Soccer is the world's favorite pastime, a passion for billions
around the globe. In the United States, however, the sport is a
distant also-ran behind football, baseball, basketball, and hockey.
Why is America an exception? And why, despite America's leading
role in popular culture, does most of the world ignore American
sports in return? "Offside" is the first book to explain these
peculiarities, taking us on a thoughtful and engaging tour of
America's sports culture and connecting it with other fundamental
American exceptionalisms. In so doing, it offers a comparative
analysis of sports cultures in the industrial societies of North
America and Europe.
The authors argue that when sports culture developed in the late
nineteenth and early twentieth centuries, nativism and nationalism
were shaping a distinctly American self-image that clashed with the
non-American sport of soccer. Baseball and football crowded out the
game.

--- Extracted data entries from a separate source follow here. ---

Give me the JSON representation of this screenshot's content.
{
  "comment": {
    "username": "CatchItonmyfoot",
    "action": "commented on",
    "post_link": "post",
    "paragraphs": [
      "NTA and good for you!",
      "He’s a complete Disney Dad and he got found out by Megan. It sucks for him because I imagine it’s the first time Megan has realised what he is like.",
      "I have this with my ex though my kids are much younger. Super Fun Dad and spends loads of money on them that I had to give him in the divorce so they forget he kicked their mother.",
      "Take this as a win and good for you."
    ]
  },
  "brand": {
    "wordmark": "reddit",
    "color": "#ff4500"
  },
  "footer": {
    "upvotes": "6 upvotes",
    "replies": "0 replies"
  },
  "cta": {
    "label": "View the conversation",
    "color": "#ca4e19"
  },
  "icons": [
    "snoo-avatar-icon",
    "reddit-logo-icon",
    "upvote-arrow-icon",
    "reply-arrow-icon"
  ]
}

Then poor leadership, among other factors, prevented soccer
from competing with basketball and hockey as they grew. By the
1920s, the United States was contentedly isolated from what was
fast becoming an international obsession.
The book compares soccer's American history to that of the
major sports that did catch on. It covers recent developments,
including the hoopla surrounding the 1994 soccer World Cup in
America, the creation of yet another professional soccer league,
and American women's global preeminence in the sport. It concludes
by considering the impact of soccer's growing popularity as a
recreation, and what the future of sports culture in the country
might say about U.S. exceptionalism in general.